“Seharusnya kamu bergabung dengan rombongan. Di sini bukan
tempat yang aman.” Dengan sisa tenaga yang ada, dengan lemah Kim Jonghee
bersuara. Meski sebelumnya cukup terkejut, namun Jonghee tidak punya cukup
tenaga untuk memaki Ahn Sehoon.
“Bagaimana mungkin aku meninggalkan tunanganku,” tukas Ahn
Sehoon yang mengambil tempat di samping Jonghee. Tembok sisa bangunan cukup kokoh
menopang dua punggung manusia. Puing-puing bangunan yang berserakan, tak Sehoon
acuhkan.
Diperhatikan dengan seksama wanitanya. Memar di sekujur
tubuh, darah kering di pelipis, juga tangan kanannya yang kehilangan fungsi.
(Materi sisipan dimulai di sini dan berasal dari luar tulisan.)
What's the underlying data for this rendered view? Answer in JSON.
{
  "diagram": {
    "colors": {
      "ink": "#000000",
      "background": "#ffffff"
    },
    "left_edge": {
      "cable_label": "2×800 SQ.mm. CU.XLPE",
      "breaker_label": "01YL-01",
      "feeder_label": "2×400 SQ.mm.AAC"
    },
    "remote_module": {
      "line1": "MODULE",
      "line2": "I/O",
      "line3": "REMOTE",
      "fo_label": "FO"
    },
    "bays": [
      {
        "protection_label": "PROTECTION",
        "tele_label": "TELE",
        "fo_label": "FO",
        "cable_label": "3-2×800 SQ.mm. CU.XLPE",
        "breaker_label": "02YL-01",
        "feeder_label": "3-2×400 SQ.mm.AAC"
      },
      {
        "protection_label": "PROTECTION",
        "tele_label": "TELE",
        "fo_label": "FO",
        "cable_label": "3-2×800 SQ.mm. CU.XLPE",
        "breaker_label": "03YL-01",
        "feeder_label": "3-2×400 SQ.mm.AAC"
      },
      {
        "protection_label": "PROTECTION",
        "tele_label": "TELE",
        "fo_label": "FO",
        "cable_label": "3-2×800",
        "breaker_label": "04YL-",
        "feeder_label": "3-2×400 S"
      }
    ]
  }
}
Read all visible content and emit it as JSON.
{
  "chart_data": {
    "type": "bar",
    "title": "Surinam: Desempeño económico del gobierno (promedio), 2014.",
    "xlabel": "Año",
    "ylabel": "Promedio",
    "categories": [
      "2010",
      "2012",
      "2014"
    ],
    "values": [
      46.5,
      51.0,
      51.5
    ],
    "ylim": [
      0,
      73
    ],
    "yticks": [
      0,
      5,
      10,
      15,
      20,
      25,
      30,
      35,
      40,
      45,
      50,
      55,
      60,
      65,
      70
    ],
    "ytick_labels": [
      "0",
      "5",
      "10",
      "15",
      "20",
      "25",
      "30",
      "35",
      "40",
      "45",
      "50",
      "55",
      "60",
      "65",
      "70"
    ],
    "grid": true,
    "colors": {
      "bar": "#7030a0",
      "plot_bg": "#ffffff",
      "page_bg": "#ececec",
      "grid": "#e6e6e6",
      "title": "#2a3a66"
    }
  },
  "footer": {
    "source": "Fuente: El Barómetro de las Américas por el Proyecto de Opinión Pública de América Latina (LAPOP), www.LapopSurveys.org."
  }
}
“Aku baik-baik saja, okay? Hanya perlu beberapa waktu
sampai tenagaku pulih kembali.” Sehoon tidak mengerti bagaimana cara kerjanya.
Jadi dia hanya mengangguk saja. Bergeming di tempatnya.
“Kalau begitu, izinkan aku menemanimu.”
Jonghee terkekeh lemah. Mengais sisa-sisa tenaga. “Yang
harus kamu temani itu Seonhee, dia pasti mencemaskanmu saat ini.”
“Tapi yang menjadi tunanganku itu kamu.” Sehoon mendelik
cepat. Merasa tidak suka dengan ucapan Jonghee.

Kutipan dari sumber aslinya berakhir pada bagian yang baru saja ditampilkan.